Saïd Mhoudini

Personal information
- Full name: Saïd Alibou Mhoudini
- Date of birth: 4 September 1984 (age 41)
- Place of birth: France
- Position: Forward

Senior career*
- Years: Team / Apps / (Gls)
- 0000–2004: Martigues
- 2004–2005: OM B
- 2005–2007: Istres / 1 / (0)
- 2007–2008: ACFC
- 2008: Locarno
- 2009: Gardanne Biver
- 2009–2010: Visé
- 2012–2013: UA Cognac

International career
- 2011: Comoros

= Saïd Mhoudini =

French association football player (born 1984)

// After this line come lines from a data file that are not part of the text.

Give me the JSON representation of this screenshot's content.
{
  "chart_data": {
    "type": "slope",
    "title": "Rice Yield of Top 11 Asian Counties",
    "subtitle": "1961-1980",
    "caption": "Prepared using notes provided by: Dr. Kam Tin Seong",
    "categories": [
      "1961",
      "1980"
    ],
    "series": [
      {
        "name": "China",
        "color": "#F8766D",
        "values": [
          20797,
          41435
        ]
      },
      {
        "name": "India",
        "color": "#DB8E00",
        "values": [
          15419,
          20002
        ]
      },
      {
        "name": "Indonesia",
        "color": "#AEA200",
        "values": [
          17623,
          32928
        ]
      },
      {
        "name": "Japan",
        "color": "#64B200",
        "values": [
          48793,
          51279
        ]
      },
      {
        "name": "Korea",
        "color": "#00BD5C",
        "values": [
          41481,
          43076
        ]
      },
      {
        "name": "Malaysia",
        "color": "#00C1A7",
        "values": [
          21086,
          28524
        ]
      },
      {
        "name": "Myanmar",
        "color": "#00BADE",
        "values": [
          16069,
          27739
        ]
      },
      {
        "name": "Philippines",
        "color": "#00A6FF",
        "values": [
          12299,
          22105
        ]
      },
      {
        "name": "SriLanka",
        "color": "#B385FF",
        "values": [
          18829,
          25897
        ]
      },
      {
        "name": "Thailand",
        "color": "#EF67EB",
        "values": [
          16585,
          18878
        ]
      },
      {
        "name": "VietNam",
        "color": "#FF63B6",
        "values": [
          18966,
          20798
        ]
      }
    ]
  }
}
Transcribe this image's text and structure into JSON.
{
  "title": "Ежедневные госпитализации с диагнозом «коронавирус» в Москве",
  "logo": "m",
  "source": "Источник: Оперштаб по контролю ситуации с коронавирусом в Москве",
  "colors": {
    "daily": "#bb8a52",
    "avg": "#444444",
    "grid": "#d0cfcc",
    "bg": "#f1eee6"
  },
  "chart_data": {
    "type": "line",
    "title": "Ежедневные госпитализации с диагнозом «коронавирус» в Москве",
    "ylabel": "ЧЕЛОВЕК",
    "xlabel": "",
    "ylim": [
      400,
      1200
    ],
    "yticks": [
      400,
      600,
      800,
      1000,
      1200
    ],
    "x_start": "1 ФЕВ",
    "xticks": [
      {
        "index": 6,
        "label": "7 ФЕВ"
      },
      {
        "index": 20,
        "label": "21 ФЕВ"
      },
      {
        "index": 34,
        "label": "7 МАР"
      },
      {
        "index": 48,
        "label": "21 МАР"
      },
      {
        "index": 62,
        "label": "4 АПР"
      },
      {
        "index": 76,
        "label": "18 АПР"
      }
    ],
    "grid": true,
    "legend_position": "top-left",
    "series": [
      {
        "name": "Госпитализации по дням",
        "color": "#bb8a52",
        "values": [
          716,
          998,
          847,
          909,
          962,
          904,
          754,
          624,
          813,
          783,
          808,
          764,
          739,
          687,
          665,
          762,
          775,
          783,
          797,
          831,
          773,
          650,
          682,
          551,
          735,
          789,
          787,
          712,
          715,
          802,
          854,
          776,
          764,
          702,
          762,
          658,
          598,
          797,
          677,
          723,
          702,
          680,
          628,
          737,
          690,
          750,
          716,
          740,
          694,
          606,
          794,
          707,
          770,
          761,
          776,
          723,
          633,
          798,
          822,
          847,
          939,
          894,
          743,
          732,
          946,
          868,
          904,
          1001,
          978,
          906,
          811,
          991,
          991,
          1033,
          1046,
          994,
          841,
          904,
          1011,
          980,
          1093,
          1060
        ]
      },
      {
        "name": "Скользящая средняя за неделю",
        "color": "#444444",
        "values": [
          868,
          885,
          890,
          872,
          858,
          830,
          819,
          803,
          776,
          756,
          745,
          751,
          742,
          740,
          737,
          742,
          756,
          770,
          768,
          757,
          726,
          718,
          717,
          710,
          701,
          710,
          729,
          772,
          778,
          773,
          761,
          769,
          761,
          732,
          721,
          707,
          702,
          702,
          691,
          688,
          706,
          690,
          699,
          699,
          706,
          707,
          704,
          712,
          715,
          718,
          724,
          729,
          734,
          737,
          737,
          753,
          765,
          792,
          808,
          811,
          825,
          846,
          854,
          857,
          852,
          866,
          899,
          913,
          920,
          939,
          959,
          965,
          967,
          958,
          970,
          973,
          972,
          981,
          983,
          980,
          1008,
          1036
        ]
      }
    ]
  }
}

Saïd Alibou Mhoudini (born 4 September 1984) is a former footballer who played as a defender. Born in France, he was a Comoros international.

==Career==

In 2006, Mhoudini signed for French second-tier side Istres, where he made 1 league appearance and scored 0 goals. In 2007, he signed for ACFC in the French fifth tier. In 2008, Mhoudini signed for Swiss second-tier club Locarno. Before the second half of 2008–09, he signed for Gardanne Biver in the French fifth tier. Before the second half of 2012–13, he signed for French sixth tier team UA Cognac.